Le 3 mars 1959, un jeune homme de 19 ans, Alain Floquet, élève de Jim Alcheik, reçoit son 1 er dan d’Aïkido-jujutsu du Yoseikan. Trois ans plus tard, suite à la disparition prématurée et tragique de son professeur, le jeune Alain Floquet, alors plus jeune 2ème dan de France, contacte le maître Minoru Mochizuki pour lui faire part de ses craintes d’explosion du groupe lui faire part de ses craintes d’explosion du groupe qui s’était construit autour de Jim Alcheik. Le maître Mochizuki propose alors la venue de son fils Hiroo pour prolonger durant quelque temps l’Œuvre initiée par Jim Alcheik.
Dès lors, l’Aikido du Yoseikan prend un essor considérable. En parallèle, l’Aikido de l’Aïkikai se développe également en France, notamment sous l’impulsion d’André Nocquet et de jeunes maitres venus du Japon. Ce petit monde se connaît, se côtoie, tente parfois de travailler ensemble malgré les différences et parfois les oppositions. Et parmi eux, le jeune Alain Floquet se distingue déjà par son talent, son charisme et ses qualités humaines. L’un de ses plus anciens élèves, Alain Roinel, aujourd’hui 7e dan, confia un jour qu’à cette époque, il y avait pléthore de jeunes pratiquants passionnés d’arts martiaux, soucieux de se faire une place, d’apprendre, de découvrir et de transmettre. Mais Alain Floquet avait quelque chose de plus, il portait en lui quelque chose d’inexplicable : une espèce de génie.

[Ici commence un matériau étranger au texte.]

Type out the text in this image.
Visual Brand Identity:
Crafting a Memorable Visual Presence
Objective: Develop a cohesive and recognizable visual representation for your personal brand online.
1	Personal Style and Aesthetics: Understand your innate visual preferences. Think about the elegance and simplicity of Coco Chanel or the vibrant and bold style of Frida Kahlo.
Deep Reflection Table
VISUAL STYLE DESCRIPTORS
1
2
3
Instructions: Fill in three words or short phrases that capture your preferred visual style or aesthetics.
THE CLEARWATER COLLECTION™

De même, l’un des anciens de l’Aïkibudo, André Tellier 6e dan, se plaît à raconter que lorsqu’il rencontra le jeune Alain Floquet à la fin des années 1960, il fut totalement subjugué, à l’occasion d’un passage de
grade, par son charisme, sa gentillesse, sa disponibilité et son sens de la pédagogie.
Dans tous les domaines des arts et de la connaissance. il est des individus qui sont doués ; mais il en est d’autres qui vont au-delà même du talent.
Ce sont des créateurs. Alain Floquet est de cette trempe. Dès le début, il exigea de ses pratiquants qu’ils soient des « budoka complets » , s’astreignant lui-même à une pratique quasi quotidienne de l’Aïkido Yoseikan, du Kendo, du Karaté. En 1970, il participa avec brio aux premiers championnats du monde de Kendo à Tokyo.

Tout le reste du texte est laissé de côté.